SUKABUMIUPDATE.com - Fakta mengejutkan diungkap Menteri Pendidikan Dasar dan Menengah Abdul Mu’ti dalam rapat kerja dengan Komisi X Dewan Perwakilan Rakyat pada 26 November 2025 lalu. Menteri membuka data, bahwa nilai matematika pelajar sekolah menengah atas atau SMA jeblok.
Data tersebut diambil dari TKA (Tes Kemampuan Akademik) yang dilakukan pada bulan November 2025. Abdul Mu’ti mengungkapkan jebloknya nilai matematika SMA karena banyak faktor, namun sang menteri tidak menjelaskan lebih detail soal faktor penyebab buruknya nilai matematika siswa SMA ketimbang pelajaran lain.
Melansir tempo.co, kemampuan matematika pelajar Indonesia juga tercermin dalam Programme for International Student Assessment (PISA) yang diselenggarakan Organisasi untuk Kerja Sama dan Pembangunan Ekonomi (OECD). Program ini bertujuan mengukur kemampuan siswa berusia 15 tahun dalam memecahkan permasalahan, berpikir kritis, ataupun berkomunikasi.

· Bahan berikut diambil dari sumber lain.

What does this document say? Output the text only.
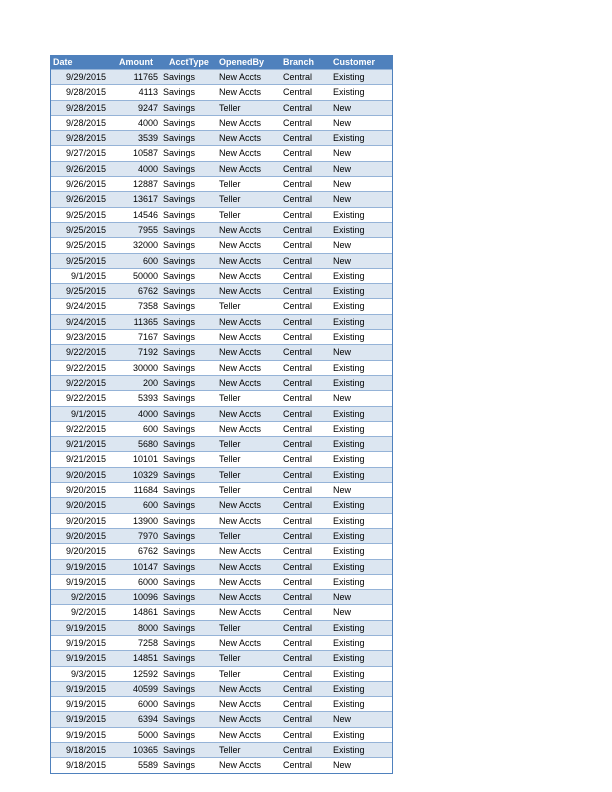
Date	Amount	AcctType	OpenedBy	Branch	Customer
9/29/2015	11765	Savings	New Accts	Central	Existing
9/28/2015	4113	Savings	New Accts	Central	Existing
9/28/2015	9247	Savings	Teller	Central	New
9/28/2015	4000	Savings	New Accts	Central	New
9/28/2015	3539	Savings	New Accts	Central	Existing
9/27/2015	10587	Savings	New Accts	Central	New
9/26/2015	4000	Savings	New Accts	Central	New
9/26/2015	12887	Savings	Teller	Central	New
9/26/2015	13617	Savings	Teller	Central	New
9/25/2015	14546	Savings	Teller	Central	Existing
9/25/2015	7955	Savings	New Accts	Central	Existing
9/25/2015	32000	Savings	New Accts	Central	New
9/25/2015	600	Savings	New Accts	Central	New
9/1/2015	50000	Savings	New Accts	Central	Existing
9/25/2015	6762	Savings	New Accts	Central	Existing
9/24/2015	7358	Savings	Teller	Central	Existing
9/24/2015	11365	Savings	New Accts	Central	Existing
9/23/2015	7167	Savings	New Accts	Central	Existing
9/22/2015	7192	Savings	New Accts	Central	New
9/22/2015	30000	Savings	New Accts	Central	Existing
9/22/2015	200	Savings	New Accts	Central	Existing
9/22/2015	5393	Savings	Teller	Central	New
9/1/2015	4000	Savings	New Accts	Central	Existing
9/22/2015	600	Savings	New Accts	Central	Existing
9/21/2015	5680	Savings	Teller	Central	Existing
9/21/2015	10101	Savings	Teller	Central	Existing
9/20/2015	10329	Savings	Teller	Central	Existing
9/20/2015	11684	Savings	Teller	Central	New
9/20/2015	600	Savings	New Accts	Central	Existing
9/20/2015	13900	Savings	New Accts	Central	Existing
9/20/2015	7970	Savings	Teller	Central	Existing
9/20/2015	6762	Savings	New Accts	Central	Existing
9/19/2015	10147	Savings	New Accts	Central	Existing
9/19/2015	6000	Savings	New Accts	Central	Existing
9/2/2015	10096	Savings	New Accts	Central	New
9/2/2015	14861	Savings	New Accts	Central	New
9/19/2015	8000	Savings	Teller	Central	Existing
9/19/2015	7258	Savings	New Accts	Central	Existing
9/19/2015	14851	Savings	Teller	Central	Existing
9/3/2015	12592	Savings	Teller	Central	Existing
9/19/2015	40599	Savings	New Accts	Central	Existing
9/19/2015	6000	Savings	New Accts	Central	Existing
9/19/2015	6394	Savings	New Accts	Central	New
9/19/2015	5000	Savings	New Accts	Central	Existing
9/18/2015	10365	Savings	Teller	Central	Existing
9/18/2015	5589	Savings	New Accts	Central	New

Baca Juga: Wali Kota Sukabumi Hadiri Rakor Pembahasan Kuota Haji dan Umrah Jabar di Lembur Pakuan
Selain matematika, siswa juga diuji kemampuannya dalam membaca dan sains. Berdasarkan hasil PISA pada 2022, skor matematika pelajar Indonesia anjlok dari 379 pada 2018 menjadi 366. Di level Asia Tenggara, kemampuan matematika pelajar Indonesia hanya lebih baik dari Filipina dan Kamboja.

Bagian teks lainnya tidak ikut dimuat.